The Task Force and HR have chosen to partner with SAIR Collective as an impartial 3rd party to ensure that everyone has a safe space to talk about their experiences. We will not be sharing the specifics of any of our discussions with staff or residents.
To really answer the rest of these great questions, we need to define some terms that we will use as SAIR engages with your whole community.

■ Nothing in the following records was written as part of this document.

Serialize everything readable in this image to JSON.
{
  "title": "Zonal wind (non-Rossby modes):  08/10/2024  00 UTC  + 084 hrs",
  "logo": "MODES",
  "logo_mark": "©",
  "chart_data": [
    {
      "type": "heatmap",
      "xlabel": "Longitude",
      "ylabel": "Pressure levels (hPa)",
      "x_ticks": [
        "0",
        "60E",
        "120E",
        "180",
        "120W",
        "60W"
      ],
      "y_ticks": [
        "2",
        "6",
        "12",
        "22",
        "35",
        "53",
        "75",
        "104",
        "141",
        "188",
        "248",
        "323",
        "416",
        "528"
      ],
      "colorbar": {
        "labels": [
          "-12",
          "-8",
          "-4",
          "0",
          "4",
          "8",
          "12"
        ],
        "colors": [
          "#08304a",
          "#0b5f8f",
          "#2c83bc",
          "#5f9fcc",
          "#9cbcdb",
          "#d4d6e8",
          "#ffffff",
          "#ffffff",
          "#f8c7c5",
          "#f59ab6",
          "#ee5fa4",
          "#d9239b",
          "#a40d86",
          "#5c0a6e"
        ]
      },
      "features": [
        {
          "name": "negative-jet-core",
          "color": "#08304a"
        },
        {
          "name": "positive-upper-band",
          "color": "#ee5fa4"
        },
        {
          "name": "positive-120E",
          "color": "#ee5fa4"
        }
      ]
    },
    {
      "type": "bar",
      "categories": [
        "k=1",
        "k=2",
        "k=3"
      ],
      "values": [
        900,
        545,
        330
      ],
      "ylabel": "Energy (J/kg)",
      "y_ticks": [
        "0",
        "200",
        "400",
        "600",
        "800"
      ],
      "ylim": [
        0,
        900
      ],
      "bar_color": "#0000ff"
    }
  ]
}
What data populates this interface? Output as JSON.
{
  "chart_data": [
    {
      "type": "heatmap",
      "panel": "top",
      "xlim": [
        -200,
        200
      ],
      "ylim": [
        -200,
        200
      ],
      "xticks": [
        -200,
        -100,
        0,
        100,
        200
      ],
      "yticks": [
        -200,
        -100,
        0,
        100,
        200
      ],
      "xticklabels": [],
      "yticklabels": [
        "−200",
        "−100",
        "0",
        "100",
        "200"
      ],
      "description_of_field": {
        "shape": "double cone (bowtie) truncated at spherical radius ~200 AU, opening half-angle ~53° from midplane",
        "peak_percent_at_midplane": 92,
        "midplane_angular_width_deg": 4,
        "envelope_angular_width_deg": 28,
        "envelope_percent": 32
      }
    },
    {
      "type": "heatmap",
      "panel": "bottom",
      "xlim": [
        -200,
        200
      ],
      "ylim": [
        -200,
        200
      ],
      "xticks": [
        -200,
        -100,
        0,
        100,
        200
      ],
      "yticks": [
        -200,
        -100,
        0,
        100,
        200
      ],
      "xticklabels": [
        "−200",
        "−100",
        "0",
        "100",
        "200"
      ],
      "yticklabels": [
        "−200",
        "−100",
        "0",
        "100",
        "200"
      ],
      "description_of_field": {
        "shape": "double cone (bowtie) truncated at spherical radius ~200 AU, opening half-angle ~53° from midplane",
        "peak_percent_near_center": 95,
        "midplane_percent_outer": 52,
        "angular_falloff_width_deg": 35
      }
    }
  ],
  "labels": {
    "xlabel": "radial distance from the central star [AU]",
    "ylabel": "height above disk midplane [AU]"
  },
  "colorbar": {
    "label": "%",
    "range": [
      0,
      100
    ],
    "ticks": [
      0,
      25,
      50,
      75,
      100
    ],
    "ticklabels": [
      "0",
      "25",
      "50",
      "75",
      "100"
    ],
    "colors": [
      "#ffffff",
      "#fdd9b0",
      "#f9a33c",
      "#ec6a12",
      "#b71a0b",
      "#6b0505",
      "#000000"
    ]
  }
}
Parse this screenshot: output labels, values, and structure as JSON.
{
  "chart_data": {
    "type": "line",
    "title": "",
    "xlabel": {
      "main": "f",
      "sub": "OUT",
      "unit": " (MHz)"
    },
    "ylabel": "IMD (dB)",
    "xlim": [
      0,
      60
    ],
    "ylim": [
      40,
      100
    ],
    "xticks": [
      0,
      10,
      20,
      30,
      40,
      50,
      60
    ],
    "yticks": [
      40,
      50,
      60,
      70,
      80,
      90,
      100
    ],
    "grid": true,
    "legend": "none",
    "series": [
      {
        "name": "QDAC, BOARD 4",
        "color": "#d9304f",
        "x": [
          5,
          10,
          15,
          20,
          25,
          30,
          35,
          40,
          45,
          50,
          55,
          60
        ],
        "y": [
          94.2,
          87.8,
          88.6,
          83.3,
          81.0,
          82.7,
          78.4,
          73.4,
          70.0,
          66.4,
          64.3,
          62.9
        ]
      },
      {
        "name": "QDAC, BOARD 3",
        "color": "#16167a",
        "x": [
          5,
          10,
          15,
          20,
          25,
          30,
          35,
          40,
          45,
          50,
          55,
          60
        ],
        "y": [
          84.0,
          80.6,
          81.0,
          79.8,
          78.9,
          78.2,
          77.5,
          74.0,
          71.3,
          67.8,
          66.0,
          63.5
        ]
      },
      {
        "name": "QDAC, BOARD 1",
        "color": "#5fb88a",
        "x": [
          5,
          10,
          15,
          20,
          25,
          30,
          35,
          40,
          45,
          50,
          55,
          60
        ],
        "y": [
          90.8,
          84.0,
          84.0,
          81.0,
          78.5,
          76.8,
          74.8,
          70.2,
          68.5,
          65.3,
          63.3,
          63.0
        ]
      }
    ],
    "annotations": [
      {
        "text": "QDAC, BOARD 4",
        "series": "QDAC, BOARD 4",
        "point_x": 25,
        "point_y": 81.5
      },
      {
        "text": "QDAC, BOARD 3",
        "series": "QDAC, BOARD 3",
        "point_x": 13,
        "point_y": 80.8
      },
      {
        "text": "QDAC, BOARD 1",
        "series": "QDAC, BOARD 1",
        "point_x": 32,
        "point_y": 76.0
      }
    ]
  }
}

We look at racism for Galloway Ridge through the lens of 3 types of racism, which we will define for you: Interpersonal (staff and staff, staff and resident, resident and resident), Organizational (Galloway's enacted policies and practices), and Systemic (law and cultural norms that privilege some groups). All groups of people at Galloway Ridge are part of these interactions, so that is why everyone is involved in the conversations.
Interpersonal Racism:
Also known as individual racism, interpersonal racism includes actions or interactions that intentionally or unintentionally express prejudice, hate, or bias based on race. Microaggressions, microinvalidations, and microassaults are all types of interpersonal racism.
Organizational Racism:
Organizational or institutional racism refers to the ways in which businesses and institutions can harm or privilege different racial groups through the creation and inequitable enforcement of policies and practices.
Systemic Racism:
Sometimes referred to as structural racism, systemic racism refers to the ways in which racist beliefs, biases, and outcomes are embedded into elements of our society. Systemic racism describes the ways in which laws, public policies, and cultural norms reinforce racial group inequity. Systemic racism includes dimensions and elements of our history and culture that have allowed privileges and disadvantages to be perpetuated on the basis of race. Systemic racism is not something that a few people or institutions choose to practice. Instead it has been a feature of the social, economic, and political systems in which we all exist.